Target Audience: This change request is prepared by the IT Operations Manager, reflecting a balance between technical detail and strategic overview suitable for both technical staff and management review.

..it reviews the basics..

► Basics review - click to expand

..then the risks..

► Risk review - click to expand

..then resource implications..

► Resources review - click to expand

.. communications plan and approvals..

► Comms & approvals review - click to expand

.. and now collate responses, do another review, and generate a recommendation:

► Report & Recommendation - click to expand

Setup

If you want to try any of this yourself, I’ve uploaded a docker compose file and the Langflow template to a GitHub repo. Follow the steps below to reproduce my setup. I’m assuming you’ve got docker and ollama installed already.

git clone https://github.com/MRKups/llm-workflow-cab-1.git, or download from web
cd llm-workflow-cab-1
docker compose up -d
Open up a terminal, ollama serve
Open http://localhost:7860/
Select New Flow, Blank Flow
Click on flow title (top center), Import
Import cab-workflow-1.json
Run the workflow

Closing remarks

Overall, I’m quite pleased with how this turned out. While the quality of the final output is heavily dependent on the quality of the model you are using, the results produced by Phi4 are very good.

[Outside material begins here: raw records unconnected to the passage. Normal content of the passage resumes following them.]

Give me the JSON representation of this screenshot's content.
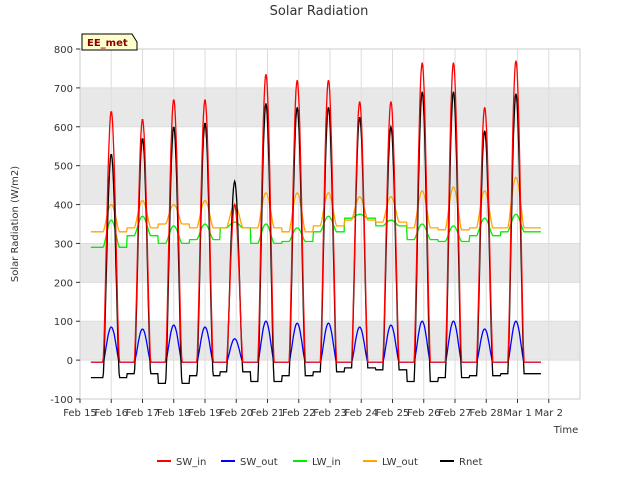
{
  "chart_data": {
    "type": "line",
    "title": "Solar Radiation",
    "xlabel": "Time",
    "ylabel": "Solar Radiation (W/m2)",
    "station_badge": "EE_met",
    "ylim": [
      -100,
      800
    ],
    "xlim": [
      0,
      16
    ],
    "yticks": [
      -100,
      0,
      100,
      200,
      300,
      400,
      500,
      600,
      700,
      800
    ],
    "xtick_labels": [
      "Feb 15",
      "Feb 16",
      "Feb 17",
      "Feb 18",
      "Feb 19",
      "Feb 20",
      "Feb 21",
      "Feb 22",
      "Feb 23",
      "Feb 24",
      "Feb 25",
      "Feb 26",
      "Feb 27",
      "Feb 28",
      "Mar 1",
      "Mar 2"
    ],
    "xtick_positions": [
      0,
      1,
      2,
      3,
      4,
      5,
      6,
      7,
      8,
      9,
      10,
      11,
      12,
      13,
      14,
      15
    ],
    "x_start_day": 0.35,
    "x_end_day": 14.75,
    "legend_position": "bottom",
    "grid": true,
    "colors": {
      "SW_in": "#ff0000",
      "SW_out": "#0000ff",
      "LW_in": "#00ee00",
      "LW_out": "#ffa500",
      "Rnet": "#000000",
      "band": "#e8e8e8",
      "badge_bg": "#ffffcc"
    },
    "days": [
      "Feb 16",
      "Feb 17",
      "Feb 18",
      "Feb 19",
      "Feb 20",
      "Feb 21",
      "Feb 22",
      "Feb 23",
      "Feb 24",
      "Feb 25",
      "Feb 26",
      "Feb 27",
      "Feb 28",
      "Mar 1"
    ],
    "day_centers": [
      1.0,
      2.0,
      3.0,
      4.0,
      4.95,
      5.95,
      6.95,
      7.95,
      8.95,
      9.95,
      10.95,
      11.95,
      12.95,
      13.95
    ],
    "series": [
      {
        "name": "SW_in",
        "night": -5,
        "daily_peak": [
          640,
          620,
          670,
          670,
          400,
          735,
          720,
          720,
          665,
          665,
          765,
          765,
          650,
          770
        ]
      },
      {
        "name": "SW_out",
        "night": -5,
        "daily_peak": [
          85,
          80,
          90,
          85,
          55,
          100,
          95,
          95,
          85,
          90,
          100,
          100,
          80,
          100
        ]
      },
      {
        "name": "LW_in",
        "night": [
          290,
          320,
          300,
          310,
          340,
          300,
          305,
          330,
          365,
          345,
          310,
          305,
          320,
          330
        ],
        "daily_peak": [
          360,
          370,
          345,
          350,
          355,
          350,
          340,
          370,
          375,
          360,
          350,
          345,
          365,
          375
        ]
      },
      {
        "name": "LW_out",
        "night": [
          330,
          340,
          350,
          340,
          340,
          340,
          330,
          345,
          360,
          355,
          340,
          335,
          340,
          340
        ],
        "daily_peak": [
          400,
          410,
          400,
          410,
          400,
          430,
          430,
          430,
          420,
          420,
          435,
          445,
          435,
          470
        ]
      },
      {
        "name": "Rnet",
        "night": [
          -45,
          -35,
          -60,
          -40,
          -30,
          -55,
          -40,
          -30,
          -20,
          -25,
          -55,
          -45,
          -40,
          -35
        ],
        "daily_peak": [
          530,
          570,
          600,
          610,
          460,
          660,
          650,
          650,
          625,
          600,
          690,
          690,
          590,
          685
        ]
      }
    ]
  }
}
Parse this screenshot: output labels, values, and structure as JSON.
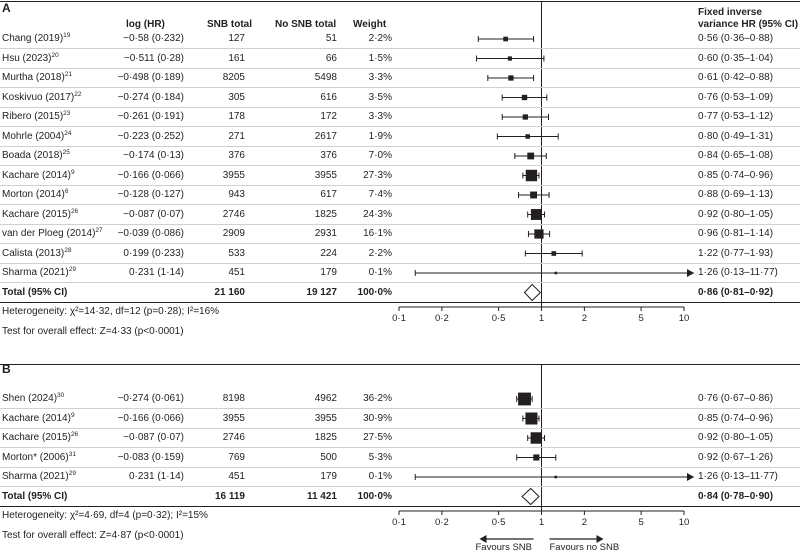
{
  "header": {
    "col_log": "log (HR)",
    "col_snb": "SNB total",
    "col_nosnb": "No SNB total",
    "col_weight": "Weight",
    "col_hr_line1": "Fixed inverse",
    "col_hr_line2": "variance HR (95% CI)"
  },
  "axis": {
    "ticks": [
      0.1,
      0.2,
      0.5,
      1,
      2,
      5,
      10
    ],
    "tick_labels": [
      "0·1",
      "0·2",
      "0·5",
      "1",
      "2",
      "5",
      "10"
    ],
    "xlim": [
      0.1,
      10
    ],
    "favours_left": "Favours SNB",
    "favours_right": "Favours no SNB"
  },
  "chart_data": [
    {
      "type": "forest",
      "panel": "A",
      "x_scale": "log",
      "xlim": [
        0.1,
        10
      ],
      "studies": [
        {
          "name": "Chang (2019)",
          "ref": "19",
          "log_hr": "−0·58 (0·232)",
          "snb": "127",
          "nosnb": "51",
          "weight": "2·2%",
          "ci_text": "0·56 (0·36–0·88)",
          "hr": 0.56,
          "lo": 0.36,
          "hi": 0.88,
          "w": 2.2
        },
        {
          "name": "Hsu (2023)",
          "ref": "20",
          "log_hr": "−0·511 (0·28)",
          "snb": "161",
          "nosnb": "66",
          "weight": "1·5%",
          "ci_text": "0·60 (0·35–1·04)",
          "hr": 0.6,
          "lo": 0.35,
          "hi": 1.04,
          "w": 1.5
        },
        {
          "name": "Murtha (2018)",
          "ref": "21",
          "log_hr": "−0·498 (0·189)",
          "snb": "8205",
          "nosnb": "5498",
          "weight": "3·3%",
          "ci_text": "0·61 (0·42–0·88)",
          "hr": 0.61,
          "lo": 0.42,
          "hi": 0.88,
          "w": 3.3
        },
        {
          "name": "Koskivuo (2017)",
          "ref": "22",
          "log_hr": "−0·274 (0·184)",
          "snb": "305",
          "nosnb": "616",
          "weight": "3·5%",
          "ci_text": "0·76 (0·53–1·09)",
          "hr": 0.76,
          "lo": 0.53,
          "hi": 1.09,
          "w": 3.5
        },
        {
          "name": "Ribero (2015)",
          "ref": "23",
          "log_hr": "−0·261 (0·191)",
          "snb": "178",
          "nosnb": "172",
          "weight": "3·3%",
          "ci_text": "0·77 (0·53–1·12)",
          "hr": 0.77,
          "lo": 0.53,
          "hi": 1.12,
          "w": 3.3
        },
        {
          "name": "Mohrle (2004)",
          "ref": "24",
          "log_hr": "−0·223 (0·252)",
          "snb": "271",
          "nosnb": "2617",
          "weight": "1·9%",
          "ci_text": "0·80 (0·49–1·31)",
          "hr": 0.8,
          "lo": 0.49,
          "hi": 1.31,
          "w": 1.9
        },
        {
          "name": "Boada (2018)",
          "ref": "25",
          "log_hr": "−0·174 (0·13)",
          "snb": "376",
          "nosnb": "376",
          "weight": "7·0%",
          "ci_text": "0·84 (0·65–1·08)",
          "hr": 0.84,
          "lo": 0.65,
          "hi": 1.08,
          "w": 7.0
        },
        {
          "name": "Kachare (2014)",
          "ref": "9",
          "log_hr": "−0·166 (0·066)",
          "snb": "3955",
          "nosnb": "3955",
          "weight": "27·3%",
          "ci_text": "0·85 (0·74–0·96)",
          "hr": 0.85,
          "lo": 0.74,
          "hi": 0.96,
          "w": 27.3
        },
        {
          "name": "Morton (2014)",
          "ref": "6",
          "log_hr": "−0·128 (0·127)",
          "snb": "943",
          "nosnb": "617",
          "weight": "7·4%",
          "ci_text": "0·88 (0·69–1·13)",
          "hr": 0.88,
          "lo": 0.69,
          "hi": 1.13,
          "w": 7.4
        },
        {
          "name": "Kachare (2015)",
          "ref": "26",
          "log_hr": "−0·087 (0·07)",
          "snb": "2746",
          "nosnb": "1825",
          "weight": "24·3%",
          "ci_text": "0·92 (0·80–1·05)",
          "hr": 0.92,
          "lo": 0.8,
          "hi": 1.05,
          "w": 24.3
        },
        {
          "name": "van der Ploeg (2014)",
          "ref": "27",
          "log_hr": "−0·039 (0·086)",
          "snb": "2909",
          "nosnb": "2931",
          "weight": "16·1%",
          "ci_text": "0·96 (0·81–1·14)",
          "hr": 0.96,
          "lo": 0.81,
          "hi": 1.14,
          "w": 16.1
        },
        {
          "name": "Calista (2013)",
          "ref": "28",
          "log_hr": "0·199 (0·233)",
          "snb": "533",
          "nosnb": "224",
          "weight": "2·2%",
          "ci_text": "1·22 (0·77–1·93)",
          "hr": 1.22,
          "lo": 0.77,
          "hi": 1.93,
          "w": 2.2
        },
        {
          "name": "Sharma (2021)",
          "ref": "29",
          "log_hr": "0·231 (1·14)",
          "snb": "451",
          "nosnb": "179",
          "weight": "0·1%",
          "ci_text": "1·26 (0·13–11·77)",
          "hr": 1.26,
          "lo": 0.13,
          "hi": 11.77,
          "w": 0.1
        }
      ],
      "total": {
        "name": "Total (95% CI)",
        "snb": "21 160",
        "nosnb": "19 127",
        "weight": "100·0%",
        "ci_text": "0·86 (0·81–0·92)",
        "hr": 0.86,
        "lo": 0.81,
        "hi": 0.92
      },
      "heterogeneity": "Heterogeneity: χ²=14·32, df=12 (p=0·28); I²=16%",
      "overall_effect": "Test for overall effect: Z=4·33 (p<0·0001)"
    },
    {
      "type": "forest",
      "panel": "B",
      "x_scale": "log",
      "xlim": [
        0.1,
        10
      ],
      "studies": [
        {
          "name": "Shen (2024)",
          "ref": "30",
          "log_hr": "−0·274 (0·061)",
          "snb": "8198",
          "nosnb": "4962",
          "weight": "36·2%",
          "ci_text": "0·76 (0·67–0·86)",
          "hr": 0.76,
          "lo": 0.67,
          "hi": 0.86,
          "w": 36.2
        },
        {
          "name": "Kachare (2014)",
          "ref": "9",
          "log_hr": "−0·166 (0·066)",
          "snb": "3955",
          "nosnb": "3955",
          "weight": "30·9%",
          "ci_text": "0·85 (0·74–0·96)",
          "hr": 0.85,
          "lo": 0.74,
          "hi": 0.96,
          "w": 30.9
        },
        {
          "name": "Kachare (2015)",
          "ref": "26",
          "log_hr": "−0·087 (0·07)",
          "snb": "2746",
          "nosnb": "1825",
          "weight": "27·5%",
          "ci_text": "0·92 (0·80–1·05)",
          "hr": 0.92,
          "lo": 0.8,
          "hi": 1.05,
          "w": 27.5
        },
        {
          "name": "Morton* (2006)",
          "ref": "31",
          "log_hr": "−0·083 (0·159)",
          "snb": "769",
          "nosnb": "500",
          "weight": "5·3%",
          "ci_text": "0·92 (0·67–1·26)",
          "hr": 0.92,
          "lo": 0.67,
          "hi": 1.26,
          "w": 5.3
        },
        {
          "name": "Sharma (2021)",
          "ref": "29",
          "log_hr": "0·231 (1·14)",
          "snb": "451",
          "nosnb": "179",
          "weight": "0·1%",
          "ci_text": "1·26 (0·13–11·77)",
          "hr": 1.26,
          "lo": 0.13,
          "hi": 11.77,
          "w": 0.1
        }
      ],
      "total": {
        "name": "Total (95% CI)",
        "snb": "16 119",
        "nosnb": "11 421",
        "weight": "100·0%",
        "ci_text": "0·84 (0·78–0·90)",
        "hr": 0.84,
        "lo": 0.78,
        "hi": 0.9
      },
      "heterogeneity": "Heterogeneity: χ²=4·69, df=4 (p=0·32); I²=15%",
      "overall_effect": "Test for overall effect: Z=4·87 (p<0·0001)"
    }
  ]
}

Phi4 was able to extract all the relevant information from the change and evaluate it, correctly highlighting weakness areas and calling attention to unaddressed risks.

Large language model workflows and ‘AI’ agents are opening up a new frontier, bringing the next wave of automation and creating new opportunities. Let’s remember - models and integrations will only improve as time goes on, enabling new use cases and applications.

I hope this got you thinking about how these tools can be applied to everyday problems and what else may be possible with time.